Nieuws

Kostentransparantie en MiFID II

Op 3 januari 2018 treedt MiFID II in werking. MiFID II omvat een groot pakket aan regelgeving die op met name beleggingsondernemingen van toepassing is. Op verschillende onderwerpen heeft MiFID II veel impact. Daarbij is het door de complexiteit van de regelgeving niet altijd snel duidelijk welke acties van beleggingsondernemingen verwacht worden.
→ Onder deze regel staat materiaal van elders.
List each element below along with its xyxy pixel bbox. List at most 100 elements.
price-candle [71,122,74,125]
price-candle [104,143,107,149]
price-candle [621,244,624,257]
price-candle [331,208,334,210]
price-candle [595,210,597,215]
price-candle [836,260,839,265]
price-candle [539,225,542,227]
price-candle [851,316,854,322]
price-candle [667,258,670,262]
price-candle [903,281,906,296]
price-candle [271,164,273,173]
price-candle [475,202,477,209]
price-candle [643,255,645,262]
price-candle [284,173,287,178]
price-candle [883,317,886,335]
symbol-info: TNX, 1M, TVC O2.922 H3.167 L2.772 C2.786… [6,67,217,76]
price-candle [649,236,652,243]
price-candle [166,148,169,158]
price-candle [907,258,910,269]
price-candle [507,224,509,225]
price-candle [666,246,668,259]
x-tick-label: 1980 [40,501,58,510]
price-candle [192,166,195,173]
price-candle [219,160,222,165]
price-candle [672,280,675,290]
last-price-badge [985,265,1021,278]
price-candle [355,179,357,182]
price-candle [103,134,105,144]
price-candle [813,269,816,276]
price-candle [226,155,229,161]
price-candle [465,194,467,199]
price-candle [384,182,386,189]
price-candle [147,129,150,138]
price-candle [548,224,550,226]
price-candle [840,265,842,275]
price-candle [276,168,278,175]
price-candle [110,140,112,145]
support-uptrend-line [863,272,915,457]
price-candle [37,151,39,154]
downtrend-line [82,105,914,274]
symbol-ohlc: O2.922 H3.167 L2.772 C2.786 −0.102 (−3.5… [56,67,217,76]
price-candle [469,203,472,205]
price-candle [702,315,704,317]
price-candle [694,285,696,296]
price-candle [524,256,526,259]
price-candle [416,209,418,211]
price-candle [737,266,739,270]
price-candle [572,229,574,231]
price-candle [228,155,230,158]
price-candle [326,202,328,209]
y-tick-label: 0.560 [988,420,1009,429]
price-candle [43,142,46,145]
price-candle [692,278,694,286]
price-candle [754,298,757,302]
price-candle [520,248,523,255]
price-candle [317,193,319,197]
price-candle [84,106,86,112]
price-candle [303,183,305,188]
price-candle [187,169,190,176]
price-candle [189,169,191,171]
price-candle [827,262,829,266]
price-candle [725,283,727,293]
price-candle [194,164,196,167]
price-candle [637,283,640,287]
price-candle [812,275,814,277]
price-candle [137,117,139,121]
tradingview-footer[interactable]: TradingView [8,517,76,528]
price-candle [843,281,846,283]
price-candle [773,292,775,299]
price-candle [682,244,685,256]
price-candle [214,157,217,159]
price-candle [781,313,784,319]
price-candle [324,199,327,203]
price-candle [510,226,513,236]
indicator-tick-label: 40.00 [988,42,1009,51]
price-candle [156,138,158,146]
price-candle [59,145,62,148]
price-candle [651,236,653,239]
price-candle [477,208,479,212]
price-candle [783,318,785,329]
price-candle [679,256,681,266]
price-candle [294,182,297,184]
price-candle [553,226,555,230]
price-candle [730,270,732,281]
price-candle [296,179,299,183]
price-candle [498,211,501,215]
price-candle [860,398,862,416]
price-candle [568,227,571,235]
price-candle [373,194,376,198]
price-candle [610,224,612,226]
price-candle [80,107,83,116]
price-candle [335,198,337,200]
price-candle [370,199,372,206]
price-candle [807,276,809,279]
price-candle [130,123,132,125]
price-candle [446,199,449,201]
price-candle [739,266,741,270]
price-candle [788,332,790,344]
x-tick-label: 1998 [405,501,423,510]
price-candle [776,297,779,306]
In dit nieuwsitem wordt ingegaan op het onderwerp kostentransparantie.

 

Algemeen

Het onderwerp kostentransparantie is een heel nieuw onderwerp onder MiFID II. Onder MiFID I waren beleggingsondernemingen al verplicht informatie aan cliënten te verstrekken over in rekening te brengen kosten, maar dit was een verplichting die alleen van toepassing was op het moment dat een cliëntenrelatie werd aangegaan en zag bovendien alleen op de kosten van de eigen dienstverlening van de beleggingsonderneming.

 

Wel zijn in de afgelopen jaren onder druk van de AFM initiatieven ontwikkeld om cliënten een integraal beeld te geven van alle op de beleggingsdienstverlening betrekking hebbende kosten. Een bekend voorbeeld hiervan is de ‘total cost of ownership’ die rond 2013 is ontwikkeld en die op vrijwillige basis door beleggingsondernemingen gebruikt wordt.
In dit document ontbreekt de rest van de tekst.